Date: 07/14/2000 at 10:47:55
From: Rob
Subject: Proper gear tooth size

Hello,

I am in need of some help, and since you were very helpful to me on a 
question I asked previously, I thought I'd come back for more help.

Setup: Some material (foam tape on a white liner) is to be die-cut 
into 4" long pieces. To accomplish this, the material goes through a 
station that has two rollers positioned vertically. The top roller 
makes a 4" cut that goes through the foam tape and not the liner. The 
bottom roller is connected to the driveshaft of the machine and has a 
94-tooth, 2.9375" pitch diameter.

The material is then fed into two more rollers that are positioned 
vertically. The bottom roller of this set is 3.310" diameter. The 
bottom roll gear of this set and the bottom roll gear of the other set 
are connected via a free-spinning transfer gear, and all three gears 
have a 94-tooth, 2.9375" pitch diameter with a 1/8" circular pitch.

Before the material gets to the second set of rollers, the liner is 
stripped off. A new liner wraps around the second bottom roller with 
about a 120-degree wrap angle. The idea is to have the new liner 
moving fast enough to create a gap between the parts. In this case the 
part size needs to be 4" and the gap 1/8".

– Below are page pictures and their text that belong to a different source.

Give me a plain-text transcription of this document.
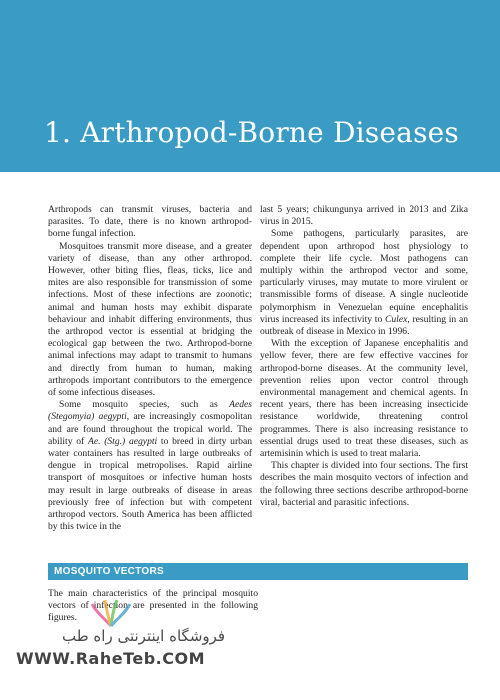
1. Arthropod-Borne Diseases

Arthropods can transmit viruses, bacteria and parasites. To date, there is no known arthropod-borne fungal infection.

Mosquitoes transmit more disease, and a greater variety of disease, than any other arthropod. However, other biting flies, fleas, ticks, lice and mites are also responsible for transmission of some infections. Most of these infections are zoonotic; animal and human hosts may exhibit disparate behaviour and inhabit differing environments, thus the arthropod vector is essential at bridging the ecological gap between the two. Arthropod-borne animal infections may adapt to transmit to humans and directly from human to human, making arthropods important contributors to the emergence of some infectious diseases.

Some mosquito species, such as Aedes (Stegomyia) aegypti, are increasingly cosmopolitan and are found throughout the tropical world. The ability of Ae. (Stg.) aegypti to breed in dirty urban water containers has resulted in large outbreaks of dengue in tropical metropolises. Rapid airline transport of mosquitoes or infective human hosts may result in large outbreaks of disease in areas previously free of infection but with competent arthropod vectors. South America has been afflicted by this twice in the

last 5 years; chikungunya arrived in 2013 and Zika virus in 2015.

Some pathogens, particularly parasites, are dependent upon arthropod host physiology to complete their life cycle. Most pathogens can multiply within the arthropod vector and some, particularly viruses, may mutate to more virulent or transmissible forms of disease. A single nucleotide polymorphism in Venezuelan equine encephalitis virus increased its infectivity to Culex, resulting in an outbreak of disease in Mexico in 1996.

With the exception of Japanese encephalitis and yellow fever, there are few effective vaccines for arthropod-borne diseases. At the community level, prevention relies upon vector control through environmental management and chemical agents. In recent years, there has been increasing insecticide resistance worldwide, threatening control programmes. There is also increasing resistance to essential drugs used to treat these diseases, such as artemisinin which is used to treat malaria.

This chapter is divided into four sections. The first describes the main mosquito vectors of infection and the following three sections describe arthropod-borne viral, bacterial and parasitic infections.

MOSQUITO VECTORS

The main characteristics of the principal mosquito vectors of infection are presented in the following figures.

فروشگاه اینترنتی راه طب
WWW.RaheTeb.COM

Question: What gear (how many teeth) size do I need to use for the 
second bottom roller to achieve the required gap between parts? I know 
that only the transfer gear size will have to change to accommodate 
the second bottom roller's new dimensions. Everything else should stay 
the same.

Calculations: I have made several calculations, but I keep getting 
more confused. If I assume a web speed of 40 feet per minute, that 
gives me 52 rpm for the first bottom roller and 46.19 rpm for the 
second bottom roller. The second bottom roll gear can be calculated at 
4342 teeth/min. by multiplying 46.19 rpm by 94 teeth per revolution. 
Then things get really screwy when I calculate 40 fpm as 480 inches 
per minute. 40 feet of material gives me ten 4" pieces, and since the 
pieces must be separated by 1/8", I need an extra 1.125 inches. I came 
up with 91.4 teeth, but I don't know how. Could you please help me 
with this? I will be forever indebted to you.

Thanks, 
Rob


Date: 07/14/2000 at 13:19:51
From: Doctor Rick
Subject: Re: proper gear tooth size

Hello Rob. I hope I can help you again.

I'm not quite sure I understand the problem fully. The picture, I 
think, looks something like this:

                                  ---
                              //--   --\\
                             /           \
             -----          |             |
           /       \       |               |
          |         |      |               |
         |           |     |               |
         |           |      |             |
          |         |        \           /
           \       /          \\--   --//
 ======>     -----                ---          ======>
 --+-------+-------+-------+-------++-------++-------++-------++-----
             -----                ---
           /       \          //--   --\\
          |         |        /           \
         |           |      |             |
         |           |     |               |
          |         |      |               |
           \       /       |               |
             -----          |             |
                             \           /
                              \\--   --//
                             \    ---
                              \ 
                               \ 
                                \ 
                                 \

I don't quite see how the liner is stripped off and the new one 
applied, but I think what you're saying is that the parts, which came 
every 4 inches on the first liner (moving with the first set of 
rollers), will be spaced one every 4 1/8 inches on the second liner 
(moving with the second set of rollers.) This produces a gap of 1/8" 
between the 4" parts. Is that right?

What this means is that the second liner must be moving at a speed 
4.125/4 = 1.03125 times the speed of the first liner.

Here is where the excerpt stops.